Really struggling with how to approach this question. The lecturer, as per usual, has provided us with the bare minimum in terms of hints on how to approach this. I know how to do it when we want in terms of the conditional pdf for $\mu$ given $\sigma$ and the data and the marginal pdf for $\sigma$ given the data, by expressing and expanding the exponent in the normal pdf via the inclusion of $\bar{y}$, but I have no idea how to manipulate this to get it the way she wants. Anyway, any help or advice you could offer would be greatly appreciated.
$y_i$ are distributed i.i.d normal($\mu, \sigma^2$)

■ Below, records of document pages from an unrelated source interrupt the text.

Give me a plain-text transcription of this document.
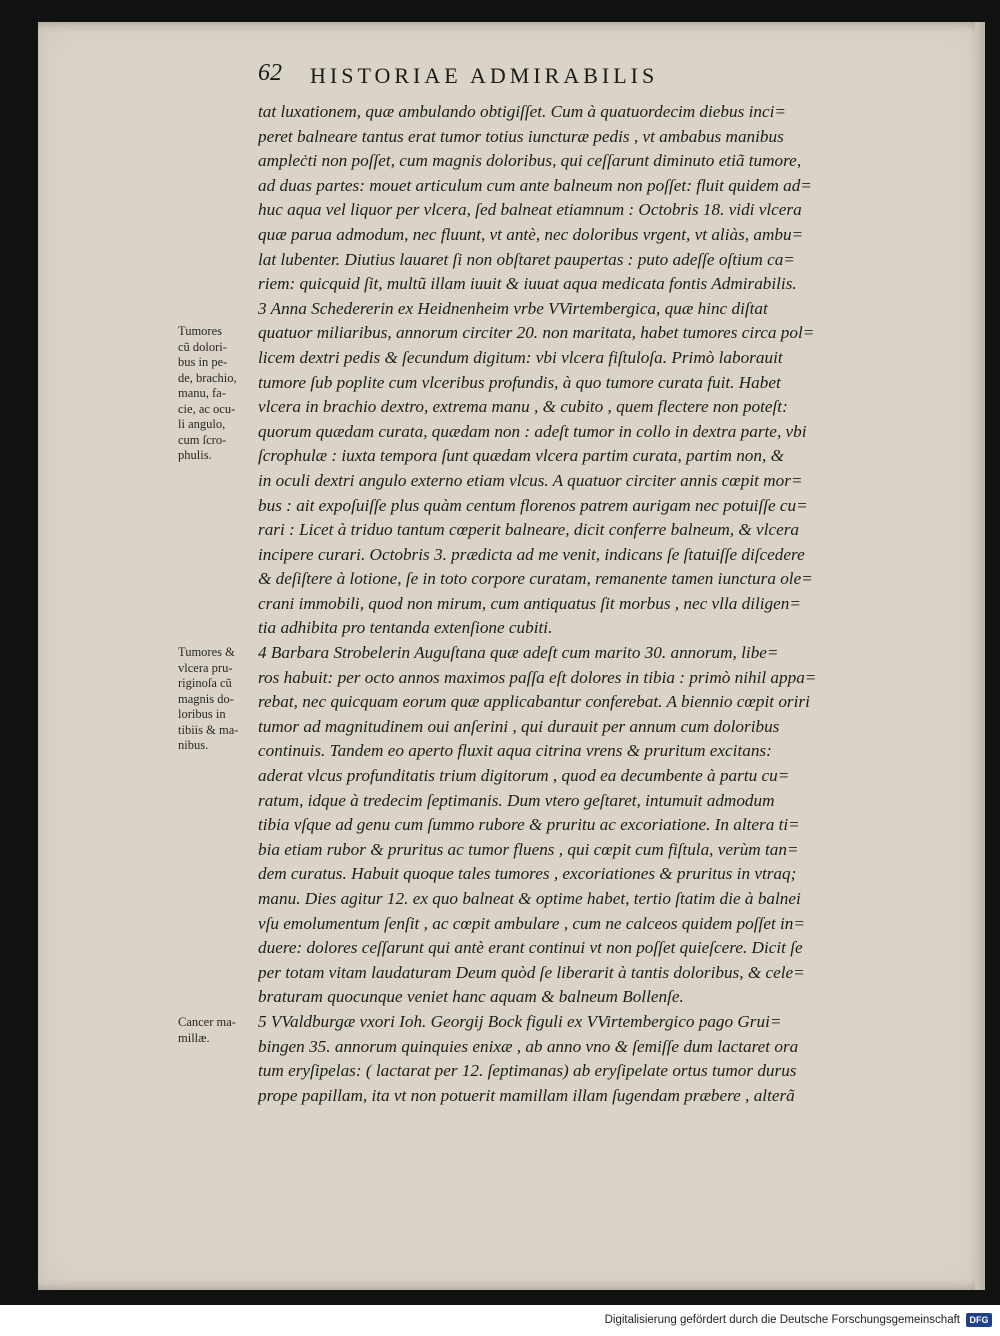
62 HISTORIAE ADMIRABILIS
tat luxationem, quæ ambulando obtigiſſet. Cum à quatuordecim diebus inci=
peret balneare tantus erat tumor totius iuncturæ pedis , vt ambabus manibus
ampleċti non poſſet, cum magnis doloribus, qui ceſſarunt diminuto etiã tumore,
ad duas partes: mouet articulum cum ante balneum non poſſet: fluit quidem ad=
huc aqua vel liquor per vlcera, ſed balneat etiamnum : Octobris 18. vidi vlcera
quæ parua admodum, nec fluunt, vt antè, nec doloribus vrgent, vt aliàs, ambu=
lat lubenter. Diutius lauaret ſi non obſtaret paupertas : puto adeſſe oſtium ca=
riem: quicquid ſit, multũ illam iuuit & iuuat aqua medicata fontis Admirabilis.
3 Anna Schedererin ex Heidnenheim vrbe VVirtembergica, quæ hinc diſtat
quatuor miliaribus, annorum circiter 20. non maritata, habet tumores circa pol=
licem dextri pedis & ſecundum digitum: vbi vlcera fiſtuloſa. Primò laborauit
tumore ſub poplite cum vlceribus profundis, à quo tumore curata fuit. Habet
vlcera in brachio dextro, extrema manu , & cubito , quem flectere non poteſt:
quorum quædam curata, quædam non : adeſt tumor in collo in dextra parte, vbi
ſcrophulæ : iuxta tempora ſunt quædam vlcera partim curata, partim non, &
in oculi dextri angulo externo etiam vlcus. A quatuor circiter annis cœpit mor=
bus : ait expoſuiſſe plus quàm centum florenos patrem aurigam nec potuiſſe cu=
rari : Licet à triduo tantum cœperit balneare, dicit conferre balneum, & vlcera
incipere curari. Octobris 3. prædicta ad me venit, indicans ſe ſtatuiſſe diſcedere
& deſiſtere à lotione, ſe in toto corpore curatam, remanente tamen iunctura ole=
crani immobili, quod non mirum, cum antiquatus ſit morbus , nec vlla diligen=
tia adhibita pro tentanda extenſione cubiti.
4 Barbara Strobelerin Auguſtana quæ adeſt cum marito 30. annorum, libe=
ros habuit: per octo annos maximos paſſa eſt dolores in tibia : primò nihil appa=
rebat, nec quicquam eorum quæ applicabantur conferebat. A biennio cœpit oriri
tumor ad magnitudinem oui anſerini , qui durauit per annum cum doloribus
continuis. Tandem eo aperto fluxit aqua citrina vrens & pruritum excitans:
aderat vlcus profunditatis trium digitorum , quod ea decumbente à partu cu=
ratum, idque à tredecim ſeptimanis. Dum vtero geſtaret, intumuit admodum
tibia vſque ad genu cum ſummo rubore & pruritu ac excoriatione. In altera ti=
bia etiam rubor & pruritus ac tumor fluens , qui cœpit cum fiſtula, verùm tan=
dem curatus. Habuit quoque tales tumores , excoriationes & pruritus in vtraq;
manu. Dies agitur 12. ex quo balneat & optime habet, tertio ſtatim die à balnei
vſu emolumentum ſenſit , ac cœpit ambulare , cum ne calceos quidem poſſet in=
duere: dolores ceſſarunt qui antè erant continui vt non poſſet quieſcere. Dicit ſe
per totam vitam laudaturam Deum quòd ſe liberarit à tantis doloribus, & cele=
braturam quocunque veniet hanc aquam & balneum Bollenſe.
5 VValdburgæ vxori Ioh. Georgij Bock figuli ex VVirtembergico pago Grui=
bingen 35. annorum quinquies enixæ , ab anno vno & ſemiſſe dum lactaret ora
tum eryſipelas: ( lactarat per 12. ſeptimanas) ab eryſipelate ortus tumor durus
prope papillam, ita vt non potuerit mamillam illam ſugendam præbere , alterã
Tumores
cũ dolori-
bus in pe-
de, brachio,
manu, fa-
cie, ac ocu-
li angulo,
cum ſcro-
phulis.
Tumores &
vlcera pru-
riginoſa cũ
magnis do-
loribus in
tibiis & ma-
nibus.
Cancer ma-
millæ.
Digitalisierung gefördert durch die Deutsche Forschungsgemeinschaft	DFG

Assuming a non-informative prior
p($\mu,\sigma)=1/\sigma$,
and given
p($\mu,\sigma$|y)$\propto$L($\mu,\sigma$|y) p($\mu,\sigma$),
re-specify the joint pdf, p($\mu,\sigma$|y) as the following decomposition:
p($\mu,\sigma$|y)= p($\sigma|\mu$, y) p($\mu$|y),
providing the complete forms of p($\sigma|\mu$, y) and p($\mu$|y) in the answer.
Thanks guys
We have
$$p(\mu,\sigma)=\frac1\sigma\;,$$
$$L(\mu,\sigma\mid\mathbf y)=\prod_i\frac{\mathrm e^{-\frac{(y_i-\mu)^2}{2\sigma^2}}}{\sigma\sqrt{2\pi}}=\frac{\mathrm e^{-\frac{\Sigma_i(y_i-\mu)^2}{2\sigma^2}}}{\sigma^n(2\pi)^{\frac n2}}$$
and thus
$$p(\mu,\sigma\mid\mathbf y)=\frac1\sigma\prod_i\frac{\mathrm e^{-\frac{(y_i-\mu)^2}{2\sigma^2}}}{\sigma\sqrt{2\pi}}=\frac{\mathrm e^{-\frac{\Sigma_i(y_i-\mu)^2}{2\sigma^2}}}{\sigma^{n+1}(2\pi)^{\frac n2}}\;. $$
The marginal distribution $p(\mu\mid\mathbf y)$ is obtained by integrating over $\sigma$. With
$$ \int_0^\infty\frac{\mathrm e^{-a/\sigma^2}}{\sigma^{n+1}}\mathrm d\sigma=\frac12\int_0^\infty\mathrm e^{-ax}x^{\frac n2-1}\mathrm dx=\frac12a^{-\frac n2}\Gamma\left(\frac n2\right)\;, $$
the result is
$$ p(\mu\mid\mathbf y)=\frac{\Gamma\left(\frac n2\right)}{2\left(\pi\Sigma_i(y_i-\mu)^2\right)^{\frac n2}}\;. $$
Then $p(\sigma\mid\mu,\mathbf y)$ follows from
$$ p(\mu,\sigma\mid\mathbf y)=p(\sigma\mid\mu,\mathbf y)p(\mu\mid\mathbf y)\;. $$